Cependant Claire Williquet propose également une solution : « Pour enrayer la montée de l’extrême droite, il est urgent de recentrer le débat public sur les questions de pauvreté, de chômage, sur la régulation de la finance et non de le focaliser sur les fausses racines du problème que sont la criminalité ou l’immigration. Que de ce débat public sortent des mesures fortes qui redonnent espoir aux citoyen.ne.s. Cela nécessite également d’informer les victimes de la crise en particulier et tou.te.s les citoyen.n.s en général sur les causes de la crise économique et sociale afin d’éviter de se tromper de responsables et que celle-ci ne fasse de nouvelles victimes collatérales. » S’il y a bien une chose qui est commune à toutes les crises et les montées d’extrêmes c’est la perte de dialogue. Il est urgent et essentiel de rester en contact avec tous les jeunes peu importe leur discours politique. C’est par la discussion que nous pouvons les amener à développer leur esprit critique. Un esprit critique qui est particulièrement nécessaire dans une époque ou les fake news ne cessent de se démultiplier. En multipliant les histoires, les points de vue et les liens, nous permettrons aux jeunes d’être moins perméables aux idées d’extrêmes droites. Plus que jamais, les jeunes ont besoin d’outils pour alimenter leur réflexion de façon saine. Au final, le but n’est pas de convaincre les jeunes mais de les outiller pour en faire des adultes autonomes.
Coline Ippersiel
Bibliographie
- Fraihi,H. (2019). Comment expliquer la domination de l’extrême droite sur les réseaux sociaux ? Les plats-pays – Société.

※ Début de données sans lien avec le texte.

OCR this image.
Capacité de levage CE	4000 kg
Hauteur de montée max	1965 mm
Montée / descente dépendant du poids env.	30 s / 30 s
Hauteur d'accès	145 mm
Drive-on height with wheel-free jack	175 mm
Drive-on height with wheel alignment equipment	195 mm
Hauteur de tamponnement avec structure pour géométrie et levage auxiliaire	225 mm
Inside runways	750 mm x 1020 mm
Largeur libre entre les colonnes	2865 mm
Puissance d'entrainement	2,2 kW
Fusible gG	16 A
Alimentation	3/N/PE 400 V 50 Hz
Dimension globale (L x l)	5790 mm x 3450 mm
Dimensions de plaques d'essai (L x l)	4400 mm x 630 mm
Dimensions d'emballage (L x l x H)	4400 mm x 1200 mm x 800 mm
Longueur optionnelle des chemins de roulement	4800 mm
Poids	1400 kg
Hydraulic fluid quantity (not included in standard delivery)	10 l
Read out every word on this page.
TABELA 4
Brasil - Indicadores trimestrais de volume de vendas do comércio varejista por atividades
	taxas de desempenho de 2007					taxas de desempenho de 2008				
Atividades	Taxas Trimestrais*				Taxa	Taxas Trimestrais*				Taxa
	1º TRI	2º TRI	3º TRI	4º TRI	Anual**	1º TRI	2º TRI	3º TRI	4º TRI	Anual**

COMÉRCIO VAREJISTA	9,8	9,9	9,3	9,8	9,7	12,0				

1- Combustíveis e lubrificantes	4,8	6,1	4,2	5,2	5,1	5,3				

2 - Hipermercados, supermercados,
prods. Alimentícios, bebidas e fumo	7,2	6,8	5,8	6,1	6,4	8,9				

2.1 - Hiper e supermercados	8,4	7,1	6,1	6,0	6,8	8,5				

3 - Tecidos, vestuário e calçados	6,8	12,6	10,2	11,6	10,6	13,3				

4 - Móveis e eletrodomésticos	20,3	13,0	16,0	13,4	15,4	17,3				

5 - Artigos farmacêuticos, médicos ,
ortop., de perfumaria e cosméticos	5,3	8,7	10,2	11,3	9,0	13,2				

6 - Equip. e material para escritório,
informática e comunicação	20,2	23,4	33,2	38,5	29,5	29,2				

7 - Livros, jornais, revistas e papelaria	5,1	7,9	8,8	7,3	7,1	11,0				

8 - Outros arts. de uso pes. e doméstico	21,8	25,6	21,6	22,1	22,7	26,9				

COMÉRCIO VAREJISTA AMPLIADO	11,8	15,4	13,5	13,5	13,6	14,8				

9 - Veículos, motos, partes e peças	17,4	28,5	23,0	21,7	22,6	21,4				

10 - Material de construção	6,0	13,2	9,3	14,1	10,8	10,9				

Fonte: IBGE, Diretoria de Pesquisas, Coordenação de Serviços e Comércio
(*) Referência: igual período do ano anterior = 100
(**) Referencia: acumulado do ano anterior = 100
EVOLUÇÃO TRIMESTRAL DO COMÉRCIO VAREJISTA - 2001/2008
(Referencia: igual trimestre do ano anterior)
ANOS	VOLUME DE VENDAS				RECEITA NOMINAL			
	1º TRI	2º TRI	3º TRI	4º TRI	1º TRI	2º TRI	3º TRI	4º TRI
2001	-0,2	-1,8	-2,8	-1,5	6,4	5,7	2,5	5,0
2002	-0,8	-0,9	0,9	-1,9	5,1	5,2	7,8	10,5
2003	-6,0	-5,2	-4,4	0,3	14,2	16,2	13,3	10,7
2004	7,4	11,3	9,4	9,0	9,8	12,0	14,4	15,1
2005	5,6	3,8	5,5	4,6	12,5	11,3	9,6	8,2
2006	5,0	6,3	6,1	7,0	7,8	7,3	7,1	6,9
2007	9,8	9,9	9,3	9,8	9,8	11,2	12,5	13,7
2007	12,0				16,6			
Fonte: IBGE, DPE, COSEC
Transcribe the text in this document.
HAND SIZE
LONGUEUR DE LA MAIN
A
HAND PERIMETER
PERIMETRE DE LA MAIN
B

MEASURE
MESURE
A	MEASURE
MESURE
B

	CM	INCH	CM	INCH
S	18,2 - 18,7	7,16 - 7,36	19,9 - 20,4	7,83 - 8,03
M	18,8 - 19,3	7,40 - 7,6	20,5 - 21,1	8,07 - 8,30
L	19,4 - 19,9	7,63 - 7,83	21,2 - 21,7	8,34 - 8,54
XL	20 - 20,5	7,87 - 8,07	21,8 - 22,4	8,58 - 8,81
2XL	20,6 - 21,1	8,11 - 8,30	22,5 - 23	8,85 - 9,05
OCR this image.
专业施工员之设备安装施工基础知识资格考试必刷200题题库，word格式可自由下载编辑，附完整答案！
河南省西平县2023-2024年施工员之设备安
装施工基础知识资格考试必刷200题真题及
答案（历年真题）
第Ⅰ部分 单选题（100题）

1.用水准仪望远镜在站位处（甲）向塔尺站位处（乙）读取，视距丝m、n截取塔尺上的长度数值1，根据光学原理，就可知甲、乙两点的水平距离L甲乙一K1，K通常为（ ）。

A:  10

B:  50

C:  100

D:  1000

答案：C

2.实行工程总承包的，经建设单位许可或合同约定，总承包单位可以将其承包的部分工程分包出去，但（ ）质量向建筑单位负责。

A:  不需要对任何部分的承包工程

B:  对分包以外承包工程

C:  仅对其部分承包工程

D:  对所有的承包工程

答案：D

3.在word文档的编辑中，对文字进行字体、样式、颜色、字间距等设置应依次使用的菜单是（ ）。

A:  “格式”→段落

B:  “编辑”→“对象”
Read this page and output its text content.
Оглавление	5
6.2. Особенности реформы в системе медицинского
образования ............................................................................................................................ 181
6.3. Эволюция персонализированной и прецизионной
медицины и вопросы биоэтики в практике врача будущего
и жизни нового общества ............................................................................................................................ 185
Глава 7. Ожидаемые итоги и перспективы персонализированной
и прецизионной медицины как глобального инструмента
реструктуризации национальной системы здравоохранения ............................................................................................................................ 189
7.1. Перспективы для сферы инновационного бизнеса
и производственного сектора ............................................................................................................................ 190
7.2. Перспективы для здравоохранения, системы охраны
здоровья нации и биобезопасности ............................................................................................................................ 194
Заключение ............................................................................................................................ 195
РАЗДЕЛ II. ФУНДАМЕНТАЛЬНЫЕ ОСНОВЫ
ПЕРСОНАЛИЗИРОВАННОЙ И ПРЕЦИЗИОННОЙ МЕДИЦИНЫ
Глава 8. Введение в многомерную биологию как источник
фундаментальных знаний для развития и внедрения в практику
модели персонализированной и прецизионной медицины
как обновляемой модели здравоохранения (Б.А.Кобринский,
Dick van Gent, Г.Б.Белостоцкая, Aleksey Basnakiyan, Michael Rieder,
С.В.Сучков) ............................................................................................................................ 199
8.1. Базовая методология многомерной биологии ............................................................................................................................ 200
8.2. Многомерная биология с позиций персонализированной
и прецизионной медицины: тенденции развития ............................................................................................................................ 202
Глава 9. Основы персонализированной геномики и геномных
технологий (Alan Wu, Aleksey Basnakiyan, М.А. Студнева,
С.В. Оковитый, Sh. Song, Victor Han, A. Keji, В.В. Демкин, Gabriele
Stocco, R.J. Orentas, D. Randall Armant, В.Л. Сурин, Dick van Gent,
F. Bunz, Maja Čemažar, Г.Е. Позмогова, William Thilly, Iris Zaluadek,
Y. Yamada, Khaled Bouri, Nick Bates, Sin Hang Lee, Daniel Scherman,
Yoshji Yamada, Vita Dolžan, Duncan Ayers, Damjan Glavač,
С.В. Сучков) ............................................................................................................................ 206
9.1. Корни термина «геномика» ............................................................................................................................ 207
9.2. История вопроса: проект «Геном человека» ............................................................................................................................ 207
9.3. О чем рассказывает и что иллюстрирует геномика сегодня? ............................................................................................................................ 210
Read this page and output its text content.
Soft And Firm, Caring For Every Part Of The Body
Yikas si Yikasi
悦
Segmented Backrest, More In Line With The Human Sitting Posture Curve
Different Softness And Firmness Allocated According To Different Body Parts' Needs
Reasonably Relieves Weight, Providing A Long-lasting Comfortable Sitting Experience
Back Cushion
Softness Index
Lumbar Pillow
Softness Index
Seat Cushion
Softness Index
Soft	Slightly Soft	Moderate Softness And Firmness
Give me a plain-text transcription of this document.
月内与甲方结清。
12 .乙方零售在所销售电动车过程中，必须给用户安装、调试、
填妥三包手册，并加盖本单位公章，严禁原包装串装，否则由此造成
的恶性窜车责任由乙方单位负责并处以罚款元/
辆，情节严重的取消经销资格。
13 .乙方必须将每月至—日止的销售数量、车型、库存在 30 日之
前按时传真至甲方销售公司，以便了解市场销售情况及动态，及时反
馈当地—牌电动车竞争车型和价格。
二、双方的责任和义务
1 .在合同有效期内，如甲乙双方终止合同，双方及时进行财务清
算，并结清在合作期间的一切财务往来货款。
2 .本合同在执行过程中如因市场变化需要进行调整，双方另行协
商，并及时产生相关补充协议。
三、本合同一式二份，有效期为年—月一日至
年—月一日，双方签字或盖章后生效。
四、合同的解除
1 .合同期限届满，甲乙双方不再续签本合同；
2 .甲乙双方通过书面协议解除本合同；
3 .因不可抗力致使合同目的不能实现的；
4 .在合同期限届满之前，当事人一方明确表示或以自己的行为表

- Charbit, G. (2024). L’extrême droite, la fin d’un tabou en Allemagne. La Trois Investigation.
- Touriel, A. (2023). 11 juillet : le Vlaams Belang a dépensé plus de 160.000 euros sur Facebook pour distribuer des drapeaux flamingants en échange de donnéesRTBF-Politique
- Stassart, C. (2023). Quand les jeunes instrumentalisent les algorithmes des réseaux sociaux. Daily Sciences. https://dailyscience.be/
- Delouvée, S. (2021). Du cerveau à l’appartenance sociale. Echange avec Sylvain Delouvée. Conseil National du Numérique.
- Williquet, C. (2013). Montée de l’extrême droite en Europe, un urgent devoir de mémoire. Centre Avec Asbl. Bruxelles.